Le modèle économique néolibéral chilien est établi dans la Constitution qui remonte au temps de la dictature. Il s’agit du principe de subsidiarité de l’État, dans lequel les actions de l’État visent à faciliter la régulation par le marché, renforçant essentiellement les idéaux d’une économie de marché. En ce qui concerne l’industrie minière, cela facilite un modèle de développement basé sur l’exploitation et l’exportation des ressources naturelles. Le Code minier de 1983 a également facilité l’accès des entreprises aux concessions minières, en mettant l’accent sur la propriété privée des mines.

La démocratisation du Chili n’a pas changé ce modèle, et au lieu de cela, la richesse et la croissance économique du pays ont beaucoup dépendu de l’exportation de cuivre et de lithium. Le Chili est le premier producteur mondial de cuivre  (environ 28% de la production mondiale) et le 2ème producteur de lithium (environ 22% de la production mondiale). Il possède également les plus grandes réserves connues de lithium au monde. L’industrie minière contribue grandement à l’économie chilienne. En 2020, sa contribution au PIB était de 11% et représentait plus de la moitié des exportations totales. Le modèle néolibéral domine puisque 72% des mines de cuivre sont détenues et exploitées par des sociétés minières privées. La croissance de cette industrie peut également être attribuée à une augmentation des capitaux étrangers, car le gouvernement a fortement soutenu les investissements extérieurs.
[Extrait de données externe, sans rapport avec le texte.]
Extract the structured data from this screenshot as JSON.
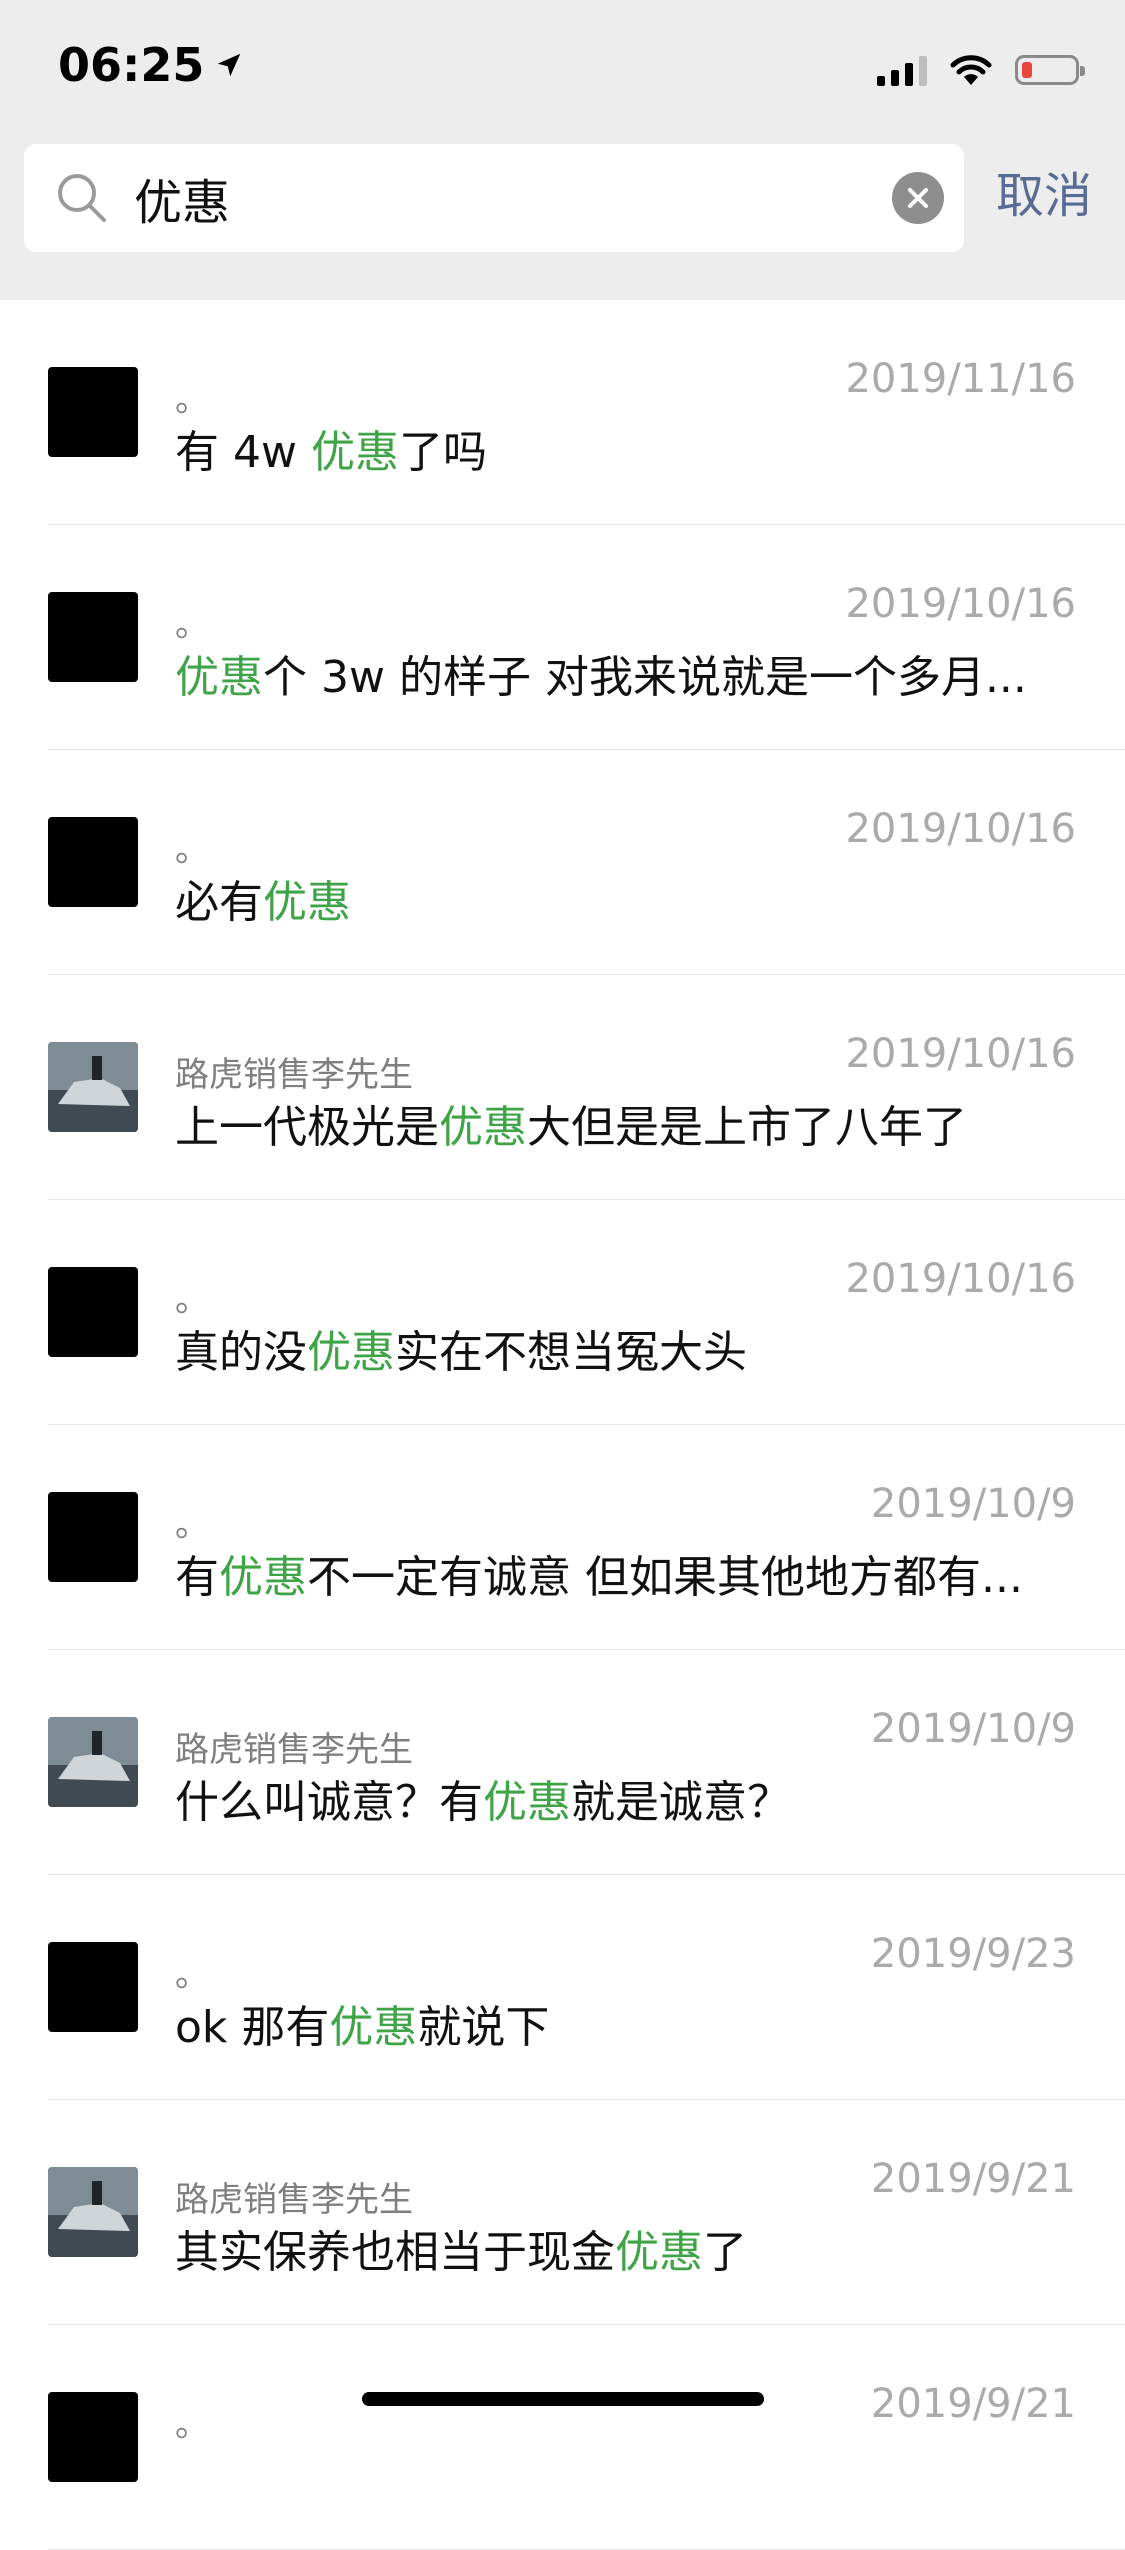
{
  "status_bar": {
    "time": "06:25",
    "battery_color": "#e8453c"
  },
  "search": {
    "query": "优惠",
    "cancel_label": "取消"
  },
  "colors": {
    "highlight": "#3fa447",
    "cancel": "#576b95"
  },
  "results": [
    {
      "sender": "。",
      "date": "2019/11/16",
      "avatar": "black",
      "pre": "有 4w ",
      "hl": "优惠",
      "post": "了吗"
    },
    {
      "sender": "。",
      "date": "2019/10/16",
      "avatar": "black",
      "pre": "",
      "hl": "优惠",
      "post": "个 3w 的样子 对我来说就是一个多月..."
    },
    {
      "sender": "。",
      "date": "2019/10/16",
      "avatar": "black",
      "pre": "必有",
      "hl": "优惠",
      "post": ""
    },
    {
      "sender": "路虎销售李先生",
      "date": "2019/10/16",
      "avatar": "photo",
      "pre": "上一代极光是",
      "hl": "优惠",
      "post": "大但是是上市了八年了"
    },
    {
      "sender": "。",
      "date": "2019/10/16",
      "avatar": "black",
      "pre": "真的没",
      "hl": "优惠",
      "post": "实在不想当冤大头"
    },
    {
      "sender": "。",
      "date": "2019/10/9",
      "avatar": "black",
      "pre": "有",
      "hl": "优惠",
      "post": "不一定有诚意 但如果其他地方都有..."
    },
    {
      "sender": "路虎销售李先生",
      "date": "2019/10/9",
      "avatar": "photo",
      "pre": "什么叫诚意？有",
      "hl": "优惠",
      "post": "就是诚意？"
    },
    {
      "sender": "。",
      "date": "2019/9/23",
      "avatar": "black",
      "pre": "ok 那有",
      "hl": "优惠",
      "post": "就说下"
    },
    {
      "sender": "路虎销售李先生",
      "date": "2019/9/21",
      "avatar": "photo",
      "pre": "其实保养也相当于现金",
      "hl": "优惠",
      "post": "了"
    },
    {
      "sender": "。",
      "date": "2019/9/21",
      "avatar": "black",
      "pre": "",
      "hl": "",
      "post": ""
    }
  ]
}
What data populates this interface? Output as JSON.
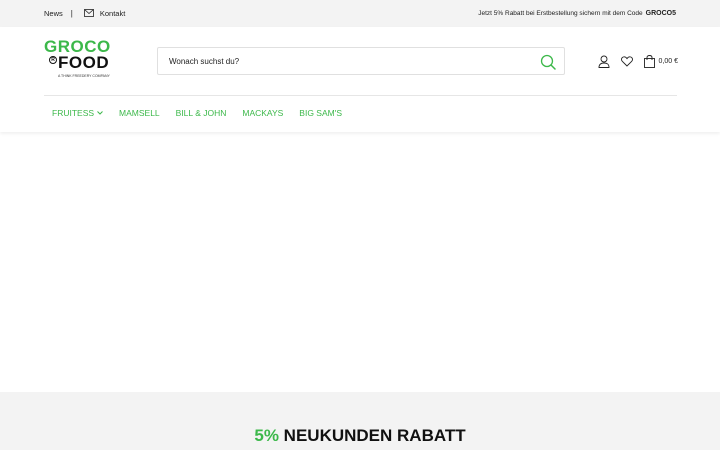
{
  "topbar": {
    "news": "News",
    "separator": "|",
    "contact": "Kontakt",
    "promo_text": "Jetzt 5% Rabatt bei Erstbestellung sichern mit dem Code",
    "promo_code": "GROCO5"
  },
  "logo": {
    "line1": "GROCO",
    "registered": "R",
    "line2": "FOOD",
    "tagline": "A THINK FREEDERY COMPANY"
  },
  "search": {
    "placeholder": "Wonach suchst du?",
    "value": ""
  },
  "header": {
    "cart_total": "0,00 €",
    "icons": [
      "user-icon",
      "heart-icon",
      "cart-icon"
    ]
  },
  "nav": {
    "items": [
      {
        "label": "FRUITESS",
        "has_dropdown": true
      },
      {
        "label": "MAMSELL"
      },
      {
        "label": "BILL & JOHN"
      },
      {
        "label": "MACKAYS"
      },
      {
        "label": "BIG SAM'S"
      }
    ]
  },
  "promo_banner": {
    "percent": "5%",
    "text": "NEUKUNDEN RABATT"
  },
  "colors": {
    "brand_green": "#3cb84a",
    "topbar_bg": "#f3f3f3"
  }
}
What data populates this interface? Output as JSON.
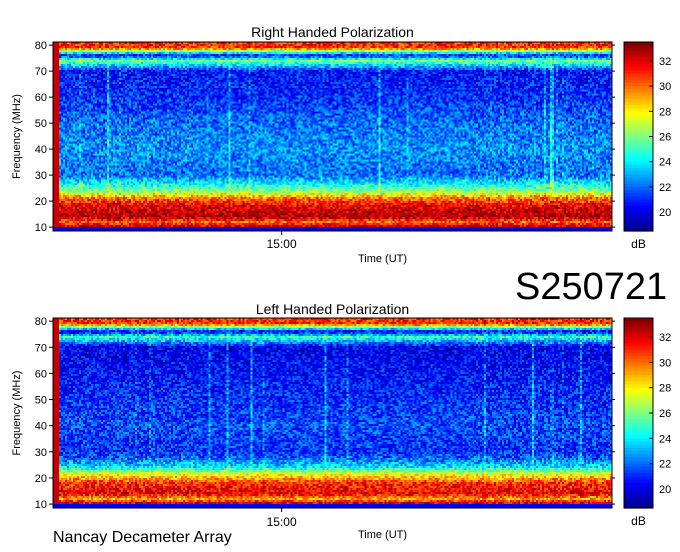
{
  "event_code": "S250721",
  "instrument": "Nancay Decameter Array",
  "colors": {
    "colormap": [
      "#00008f",
      "#0000ff",
      "#0080ff",
      "#00ffff",
      "#80ff80",
      "#ffff00",
      "#ff8000",
      "#ff0000",
      "#800000"
    ]
  },
  "chart_data": [
    {
      "type": "heatmap",
      "title": "Right Handed Polarization",
      "xlabel": "Time (UT)",
      "ylabel": "Frequency (MHz)",
      "x_ticks": [
        "15:00"
      ],
      "y_ticks": [
        10,
        20,
        30,
        40,
        50,
        60,
        70,
        80
      ],
      "ylim": [
        10,
        80
      ],
      "colorbar": {
        "label": "dB",
        "ticks": [
          20,
          22,
          24,
          26,
          28,
          30,
          32
        ],
        "range": [
          18.5,
          33.5
        ]
      },
      "background_level_db": 20.5,
      "frequency_profile_db": [
        {
          "f": 10,
          "db": 33
        },
        {
          "f": 12,
          "db": 30
        },
        {
          "f": 14,
          "db": 33
        },
        {
          "f": 18,
          "db": 32
        },
        {
          "f": 21,
          "db": 30
        },
        {
          "f": 24,
          "db": 26
        },
        {
          "f": 27,
          "db": 24
        },
        {
          "f": 30,
          "db": 22
        },
        {
          "f": 40,
          "db": 22.5
        },
        {
          "f": 50,
          "db": 22
        },
        {
          "f": 60,
          "db": 21
        },
        {
          "f": 70,
          "db": 20.5
        },
        {
          "f": 74,
          "db": 26
        },
        {
          "f": 76,
          "db": 20.5
        },
        {
          "f": 79,
          "db": 31
        }
      ]
    },
    {
      "type": "heatmap",
      "title": "Left Handed Polarization",
      "xlabel": "Time (UT)",
      "ylabel": "Frequency (MHz)",
      "x_ticks": [
        "15:00"
      ],
      "y_ticks": [
        10,
        20,
        30,
        40,
        50,
        60,
        70,
        80
      ],
      "ylim": [
        10,
        80
      ],
      "colorbar": {
        "label": "dB",
        "ticks": [
          20,
          22,
          24,
          26,
          28,
          30,
          32
        ],
        "range": [
          18.5,
          33.5
        ]
      },
      "background_level_db": 20.0,
      "frequency_profile_db": [
        {
          "f": 10,
          "db": 33
        },
        {
          "f": 12,
          "db": 29
        },
        {
          "f": 14,
          "db": 32
        },
        {
          "f": 18,
          "db": 31
        },
        {
          "f": 21,
          "db": 28
        },
        {
          "f": 24,
          "db": 24
        },
        {
          "f": 27,
          "db": 22
        },
        {
          "f": 30,
          "db": 21
        },
        {
          "f": 40,
          "db": 21.5
        },
        {
          "f": 50,
          "db": 21
        },
        {
          "f": 60,
          "db": 20.5
        },
        {
          "f": 70,
          "db": 20
        },
        {
          "f": 74,
          "db": 25
        },
        {
          "f": 76,
          "db": 20
        },
        {
          "f": 79,
          "db": 31
        }
      ]
    }
  ]
}
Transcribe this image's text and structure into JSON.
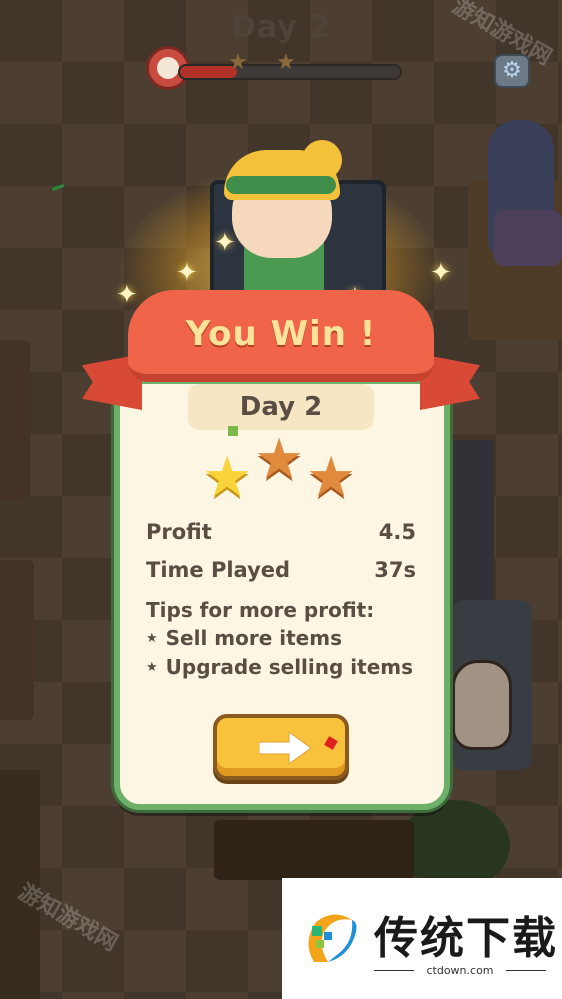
{
  "hud": {
    "day_title": "Day 2",
    "time_progress": 0.26,
    "milestone_stars": 2
  },
  "result": {
    "banner": "You Win !",
    "day_label": "Day 2",
    "stars_earned": 1,
    "stars_total": 3,
    "profit_label": "Profit",
    "profit_value": "4.5",
    "time_label": "Time Played",
    "time_value": "37s",
    "tips_title": "Tips for more profit:",
    "tips": [
      "Sell more items",
      "Upgrade selling items"
    ],
    "next_button_icon": "arrow-right-icon"
  },
  "icons": {
    "clock": "alarm-clock-icon",
    "settings": "gear-icon",
    "star_full": "★",
    "star_empty": "★"
  },
  "watermark": "游知游戏网",
  "brand": {
    "title": "传统下载",
    "domain": "ctdown.com"
  },
  "colors": {
    "panel_bg": "#fdf6e3",
    "panel_border": "#6db06a",
    "ribbon": "#f0654a",
    "button": "#f8c23a",
    "star_full": "#f8d43a",
    "star_empty": "#e08a3e"
  }
}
Il continue d’y avoir beaucoup de potentiel et d’opportunités pour cette industrie, car le cuivre et le lithium sont parmi les produits de base mondiaux les plus demandés. Ils sont utilisés dans les smartphones, les ordinateurs portables, mais aussi dans les véhicules électriques et d’autres infrastructures qui soutiennent les technologies vertes. Avec un changement mondial dans le soutien et l’innovation des les technologies vertes, il est juste de dire que cette industrie au Chili continuera de croître. Mais à quel prix ?

Conséquences environnementales et sociales

Bien que les projets miniers aient apporté d’immenses richesses au pays, ils ont également eu des conséquences environnementales et sociales dans les régions où ils opèrent. Cela nuit à la biodiversité et aux populations locales présentes. Ce n’est pas un phénomène nouveau car ces questions sont déjà connues et ont été critiquées.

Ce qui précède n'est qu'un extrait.